OPTIMIZATION OF A PARALLEL OCEAN GENERAL CIRCULATION MODEL

Ping Wang, Daniel S. Katz, Yi Chao
Jet Propulsion Laboratory
California Institute of Technology
Pasadena, CA 91109-8099, U.S.A.

Global climate modeling is one of the grand challenges of computational science, and ocean modeling plays an important role in both understanding the current climatic conditions and predicting the future climate change. Three-dimensional time-dependent ocean general circulation models (OGCMs) require a large amount of memory and processing time to run realistic simulations. Recent advances in computing hardware have dramatically affected the prospect of studying the global climate. The significant computational resources of massively parallel supercomputers promise to make such studies feasible. In addition to using advanced hardware, designing and implementing a well-optimized parallel ocean code will significantly improve the computational performance and reduce the total research time to complete these studies.

In our present work, we chose the most widely used OGCM code as our base code. This OGCM is based on the Parallel Ocean Program (POP) developed in FORTRAN 90 on the Los Alamos CM-2 Connection Machine by the Los Alamos ocean modeling research group.
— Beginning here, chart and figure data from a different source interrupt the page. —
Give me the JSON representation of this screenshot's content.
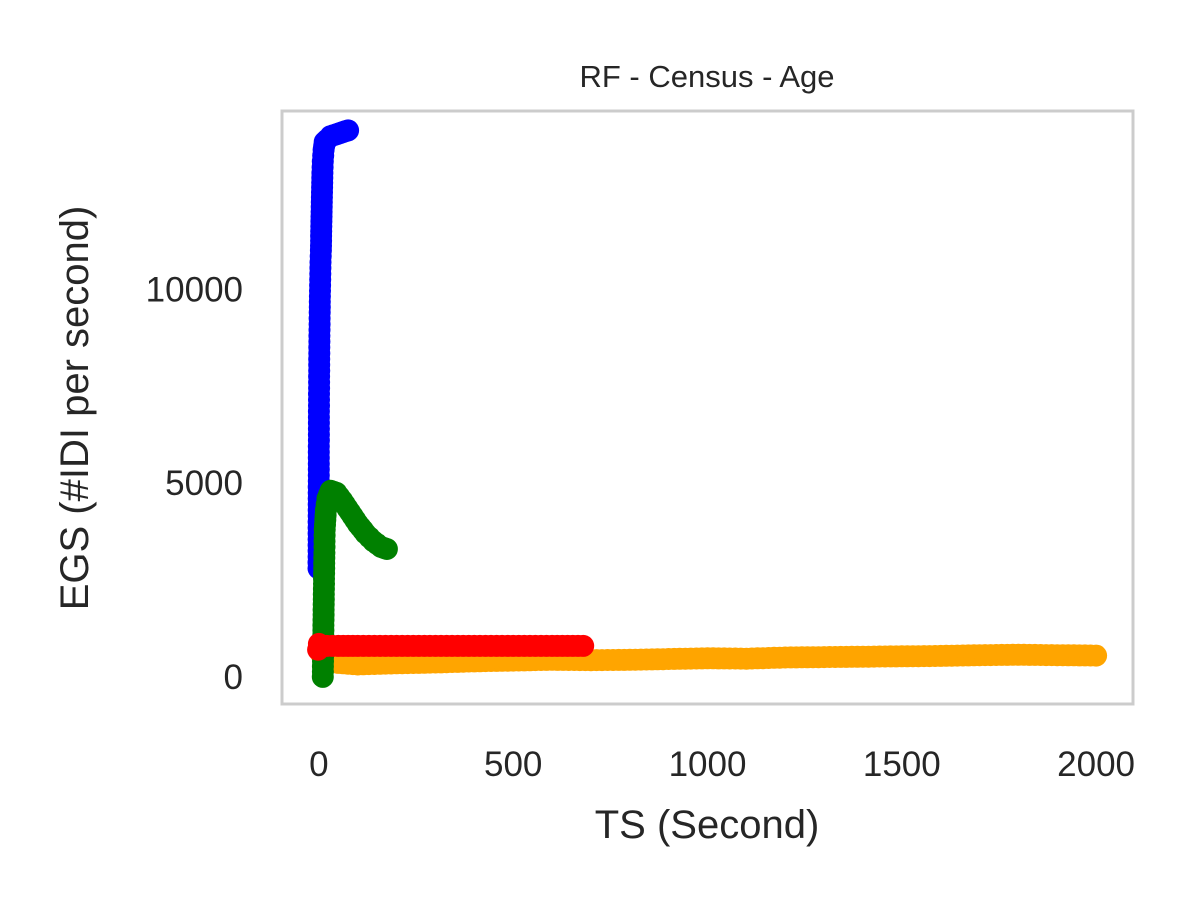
{
  "chart_data": {
    "type": "scatter",
    "title": "RF - Census - Age",
    "xlabel": "TS (Second)",
    "ylabel": "EGS (#IDI  per second)",
    "xlim": [
      -95,
      2095
    ],
    "ylim": [
      -700,
      14600
    ],
    "xticks": [
      0,
      500,
      1000,
      1500,
      2000
    ],
    "yticks": [
      0,
      5000,
      10000
    ],
    "grid": false,
    "legend": "none",
    "series": [
      {
        "color": "#0000ff",
        "points": [
          [
            -1,
            2800
          ],
          [
            0,
            6700
          ],
          [
            1,
            8500
          ],
          [
            2,
            9400
          ],
          [
            3,
            10100
          ],
          [
            4,
            10700
          ],
          [
            5,
            11000
          ],
          [
            6,
            11500
          ],
          [
            7,
            12000
          ],
          [
            8,
            12500
          ],
          [
            9,
            13000
          ],
          [
            10,
            13300
          ],
          [
            12,
            13600
          ],
          [
            15,
            13800
          ],
          [
            20,
            13850
          ],
          [
            30,
            13950
          ],
          [
            45,
            14000
          ],
          [
            60,
            14050
          ],
          [
            75,
            14100
          ]
        ]
      },
      {
        "color": "#ffa500",
        "points": [
          [
            5,
            600
          ],
          [
            50,
            360
          ],
          [
            100,
            320
          ],
          [
            200,
            350
          ],
          [
            300,
            370
          ],
          [
            400,
            400
          ],
          [
            500,
            420
          ],
          [
            600,
            440
          ],
          [
            700,
            430
          ],
          [
            800,
            440
          ],
          [
            900,
            460
          ],
          [
            1000,
            480
          ],
          [
            1100,
            470
          ],
          [
            1200,
            500
          ],
          [
            1300,
            510
          ],
          [
            1400,
            520
          ],
          [
            1500,
            530
          ],
          [
            1600,
            540
          ],
          [
            1700,
            560
          ],
          [
            1800,
            570
          ],
          [
            1900,
            560
          ],
          [
            2000,
            550
          ]
        ]
      },
      {
        "color": "#008000",
        "points": [
          [
            10,
            0
          ],
          [
            11,
            800
          ],
          [
            12,
            1600
          ],
          [
            13,
            2400
          ],
          [
            14,
            3200
          ],
          [
            15,
            3800
          ],
          [
            18,
            4300
          ],
          [
            22,
            4600
          ],
          [
            30,
            4800
          ],
          [
            45,
            4750
          ],
          [
            60,
            4550
          ],
          [
            80,
            4250
          ],
          [
            100,
            3950
          ],
          [
            120,
            3700
          ],
          [
            140,
            3500
          ],
          [
            160,
            3350
          ],
          [
            175,
            3300
          ]
        ]
      },
      {
        "color": "#ff0000",
        "points": [
          [
            -2,
            700
          ],
          [
            0,
            850
          ],
          [
            5,
            800
          ],
          [
            50,
            800
          ],
          [
            100,
            800
          ],
          [
            200,
            800
          ],
          [
            300,
            800
          ],
          [
            400,
            800
          ],
          [
            500,
            800
          ],
          [
            600,
            800
          ],
          [
            680,
            800
          ]
        ]
      }
    ]
  }
}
During the first half of 1994, the code was ported to the Cray T3D by Cray Research using SHMEM-based message passing. Since the code on the T3D was still time-consuming when large problems were encountered, improving the code performance was considered essential.

We have developed several general strategies to optimize the ocean general circulation model on the Cray T3D. These strategies include memory optimization, effective use of arithmetic pipelines, and usage of optimized libraries. The optimized code runs 2 to 2.5 times faster than the original code, which gives significant performance improvements for modeling large scaled ocean flows. Many test runs for both of the original and the optimized code have been carried out on the Cray T3D using various numbers of processors (1-256). Comparisons are made for a variety of real-world problems. A nearly linear scaling performance line is obtained for the optimized code, while the speed up data of the optimized code also shows excellent improvement over the original code.

In addition to discussing the optimization of the code, we also address the issue of portability. Given the short life cycle of the massively parallel computer, usually on the order of three to five years, we emphasize the portability of the ocean model and the associated optimization routines across several computing platforms. Currently, the ocean modeling code has been ported successfully to the Hewlett Packard (HP)/Convex SPP-2000, and is readily portable to Cray T3E.

This paper reports our efforts to optimize the parallel implementations of the oceanic model. So far, the work has focused on improving the load balancing and single node performance of the code on the Cray T3D. As a result, the atmosphere and ocean model components running side-by-side can achieve a performance level of slightly more than 10 GFLOPS on 512 processors of that machine. We have also developed a user-friendly coupling interface with atmospheric and biogeochemical models, in order to make the global climate modeling more complete and more realistic.